A federal income tax is a tax levied by the United States Internal Revenue Service (IRS) on the annual earnings of all individuals and corporations based in the country. As noted by the Institute on Taxation and Economic Policy, Amazon is managing to avoid paying these taxes using a variety of tax credits and tax exemptions that are legal and built into the US federal tax code.
Jeff Bezos’ company nearly doubled its profits to $11.2 billion in 2018 from $5.6 billion the previous year. Despite this, Amazon reported a federal income tax rebate of $129 million, meaning the company didn’t have to pay towards the statutory 21 per-cent income tax rate on its US income. While it may sound immoral and an unfair advantage on competitors, the practice is completely legal.

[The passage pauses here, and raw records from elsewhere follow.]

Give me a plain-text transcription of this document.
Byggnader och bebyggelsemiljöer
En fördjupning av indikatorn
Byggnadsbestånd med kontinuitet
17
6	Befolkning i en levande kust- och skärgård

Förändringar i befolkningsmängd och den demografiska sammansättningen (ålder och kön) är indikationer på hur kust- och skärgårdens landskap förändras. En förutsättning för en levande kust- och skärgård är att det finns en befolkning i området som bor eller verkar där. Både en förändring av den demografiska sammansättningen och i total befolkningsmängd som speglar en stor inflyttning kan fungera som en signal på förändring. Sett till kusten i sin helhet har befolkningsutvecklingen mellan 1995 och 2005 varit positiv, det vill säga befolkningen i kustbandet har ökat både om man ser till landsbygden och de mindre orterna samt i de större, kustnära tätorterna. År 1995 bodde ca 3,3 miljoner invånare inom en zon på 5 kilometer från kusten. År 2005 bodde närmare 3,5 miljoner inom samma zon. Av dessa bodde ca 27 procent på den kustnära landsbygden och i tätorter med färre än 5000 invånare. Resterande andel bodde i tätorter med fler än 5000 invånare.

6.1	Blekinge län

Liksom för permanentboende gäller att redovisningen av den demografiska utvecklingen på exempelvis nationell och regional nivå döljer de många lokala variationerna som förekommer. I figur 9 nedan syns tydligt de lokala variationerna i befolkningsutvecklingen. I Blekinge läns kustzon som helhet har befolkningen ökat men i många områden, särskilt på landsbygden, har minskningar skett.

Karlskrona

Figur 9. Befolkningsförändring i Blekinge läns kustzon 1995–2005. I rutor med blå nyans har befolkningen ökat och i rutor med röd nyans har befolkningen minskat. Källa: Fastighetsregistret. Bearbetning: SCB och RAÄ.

Some of the biggest criticism to Amazon’s practice has come from President Donald Trump. But he actually reduced the corporate tax rate in December 2017, making it even easier for some of the biggest tech companies to get away with paying less, Business Insider reports. The corporate tax rate was at 35 per cent, before being reduced down to 21 per cent.
This isn’t the first time this year Amazon has come under scrutiny due to controversies surrounding tax. When they announced they were planning on opening a second headquarters in the US, they had companies competing in a bidding process trying to get Amazon to move there.
According to Business Insider, New Jersey offered $7 billion in tax breaks to Amazon if they chose to build their new campus somewhere near the city of Newark. They have also had millions of dollars in tax breaks to build warehouses in certain states as well as data centers around the country.
Of course Amazon is not the only company that operates in this way paying as little tax as possible. In September 2018, Apple was forced to pay the Irish government €14.3bn (£12.7bn), due to illegal tax breaks, the BBC reports. Apple located their European operations in Ireland because of its low tax rate. That money given back to the Irish government was the same amount as the country’s entire health budget for the year.